The credit hire company, which is owed around £291m in fees and late payments, refused to name the insurer, but said the High Court victory ‘clarifies the legal landscape’.
The dispute happened in two similar cases, when the at-fault-insurer offered a hire car to the victim of a collision.
The offended party turned down offer, and instead used Helphire to purchase a replacement vehicle.
When the insurer refused to pick up the bill, Helphire took the company to court claiming it should at the very least pay the bare minimum costs of a replacement car.
A judge ruled in Helphire’s favour and refused the insurer permission to appeal, although the case can be taken straight to the House of Lords.
Group managing director Martin Ward said: “This clear judgment vindicates the position that Helphire takes in the provision of replacement vehicles to the innocent parties of non-fault accidents.
“In particular the judges were critical of the methods used by the third party insurers in approaching not-at-fault parties. In light of recent publicity, the judgment clarifies the legal landscape and raises strategic implications for the future of intervention activity within the credit hire industry.”

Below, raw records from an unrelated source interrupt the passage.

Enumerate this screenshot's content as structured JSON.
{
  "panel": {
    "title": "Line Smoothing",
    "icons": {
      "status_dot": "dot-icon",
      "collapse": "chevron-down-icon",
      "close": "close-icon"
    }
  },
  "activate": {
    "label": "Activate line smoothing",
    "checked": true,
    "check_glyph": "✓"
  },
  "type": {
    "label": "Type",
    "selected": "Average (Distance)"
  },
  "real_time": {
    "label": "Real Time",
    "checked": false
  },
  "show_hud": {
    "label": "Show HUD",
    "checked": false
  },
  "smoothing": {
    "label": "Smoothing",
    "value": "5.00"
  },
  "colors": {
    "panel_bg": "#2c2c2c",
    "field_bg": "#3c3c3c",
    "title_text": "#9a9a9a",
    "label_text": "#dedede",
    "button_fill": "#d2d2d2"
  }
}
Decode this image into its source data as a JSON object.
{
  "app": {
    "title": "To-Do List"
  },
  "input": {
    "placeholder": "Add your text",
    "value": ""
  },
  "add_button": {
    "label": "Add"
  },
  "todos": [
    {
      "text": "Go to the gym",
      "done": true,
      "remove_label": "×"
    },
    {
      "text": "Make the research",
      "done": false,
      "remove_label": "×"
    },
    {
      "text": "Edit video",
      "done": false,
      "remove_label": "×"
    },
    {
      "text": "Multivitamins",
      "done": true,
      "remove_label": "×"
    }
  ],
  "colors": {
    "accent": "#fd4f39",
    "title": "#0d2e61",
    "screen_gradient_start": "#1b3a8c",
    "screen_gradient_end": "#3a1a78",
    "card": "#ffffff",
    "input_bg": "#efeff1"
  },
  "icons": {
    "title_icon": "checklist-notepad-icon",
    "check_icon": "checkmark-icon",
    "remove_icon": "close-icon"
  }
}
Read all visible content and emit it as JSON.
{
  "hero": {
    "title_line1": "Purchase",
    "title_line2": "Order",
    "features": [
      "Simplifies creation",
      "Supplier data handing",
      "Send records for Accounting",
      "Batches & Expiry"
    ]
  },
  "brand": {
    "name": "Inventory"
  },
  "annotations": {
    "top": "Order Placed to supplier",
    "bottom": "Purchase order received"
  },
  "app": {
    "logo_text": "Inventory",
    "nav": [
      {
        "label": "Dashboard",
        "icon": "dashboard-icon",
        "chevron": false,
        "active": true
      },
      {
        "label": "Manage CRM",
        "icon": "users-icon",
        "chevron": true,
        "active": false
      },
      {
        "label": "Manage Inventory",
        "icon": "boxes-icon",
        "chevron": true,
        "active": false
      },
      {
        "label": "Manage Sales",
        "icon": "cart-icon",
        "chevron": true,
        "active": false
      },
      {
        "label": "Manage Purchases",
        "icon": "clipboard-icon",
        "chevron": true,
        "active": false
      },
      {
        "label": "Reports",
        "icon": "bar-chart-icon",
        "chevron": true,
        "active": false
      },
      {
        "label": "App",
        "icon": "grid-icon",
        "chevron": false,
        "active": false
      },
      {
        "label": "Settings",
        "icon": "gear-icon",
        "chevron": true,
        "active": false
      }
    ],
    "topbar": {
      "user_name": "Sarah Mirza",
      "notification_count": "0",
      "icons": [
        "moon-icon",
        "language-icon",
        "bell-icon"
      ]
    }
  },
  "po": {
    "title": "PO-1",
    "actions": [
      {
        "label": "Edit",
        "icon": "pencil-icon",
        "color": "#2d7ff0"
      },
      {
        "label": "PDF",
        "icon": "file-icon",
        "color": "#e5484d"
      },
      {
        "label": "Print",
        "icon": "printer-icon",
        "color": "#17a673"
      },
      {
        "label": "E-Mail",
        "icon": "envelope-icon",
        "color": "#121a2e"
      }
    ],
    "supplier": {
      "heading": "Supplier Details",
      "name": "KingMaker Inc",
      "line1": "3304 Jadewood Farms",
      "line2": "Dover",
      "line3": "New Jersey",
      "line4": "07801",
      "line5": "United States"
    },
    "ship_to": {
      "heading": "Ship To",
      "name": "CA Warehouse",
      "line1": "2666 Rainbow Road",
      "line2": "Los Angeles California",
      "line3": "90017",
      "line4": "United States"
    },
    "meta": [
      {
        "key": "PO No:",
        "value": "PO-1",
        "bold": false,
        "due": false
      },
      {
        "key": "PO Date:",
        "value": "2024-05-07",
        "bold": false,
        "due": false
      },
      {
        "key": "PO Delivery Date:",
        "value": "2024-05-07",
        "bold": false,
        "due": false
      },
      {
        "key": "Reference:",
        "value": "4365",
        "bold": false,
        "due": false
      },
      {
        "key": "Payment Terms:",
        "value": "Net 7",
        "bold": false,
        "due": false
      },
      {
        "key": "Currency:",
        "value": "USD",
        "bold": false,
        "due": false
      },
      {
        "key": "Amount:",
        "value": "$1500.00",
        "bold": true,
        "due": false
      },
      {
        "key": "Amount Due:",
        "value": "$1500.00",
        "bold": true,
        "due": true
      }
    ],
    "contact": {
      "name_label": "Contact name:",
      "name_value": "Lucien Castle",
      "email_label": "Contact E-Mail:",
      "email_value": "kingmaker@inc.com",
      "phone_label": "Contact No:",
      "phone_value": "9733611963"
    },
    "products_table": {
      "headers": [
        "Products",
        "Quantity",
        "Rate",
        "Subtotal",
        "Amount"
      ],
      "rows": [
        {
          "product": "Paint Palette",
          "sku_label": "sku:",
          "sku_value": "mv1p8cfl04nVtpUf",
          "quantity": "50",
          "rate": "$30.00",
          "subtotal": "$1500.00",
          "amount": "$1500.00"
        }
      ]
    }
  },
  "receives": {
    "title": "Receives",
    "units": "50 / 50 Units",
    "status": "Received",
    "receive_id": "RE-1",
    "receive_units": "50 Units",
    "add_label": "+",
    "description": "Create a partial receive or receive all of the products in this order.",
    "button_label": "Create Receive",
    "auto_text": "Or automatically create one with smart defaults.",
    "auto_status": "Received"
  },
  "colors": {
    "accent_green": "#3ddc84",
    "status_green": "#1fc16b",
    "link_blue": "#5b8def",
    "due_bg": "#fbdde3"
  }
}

An ABI spokesman said: “Insurers will always look to pay reasonable hire car charges, and will want to avoid, wherever possible, disputes being settled in court. The industry credit hire agreement has been in place for a number of years and seeks to set reasonable charges which are acceptable insurers and credit hire providers alike.”
Helphire has made it a priority to make insurers pay for their hire car usage. The firm claims it had received 106% of billed invoices in Q1 of this year compared with just 72% in the same period last year.
The company announced plans in February to axe 150 staff. In April, it pushed forward with a £50m share placing. It has debts of £327m.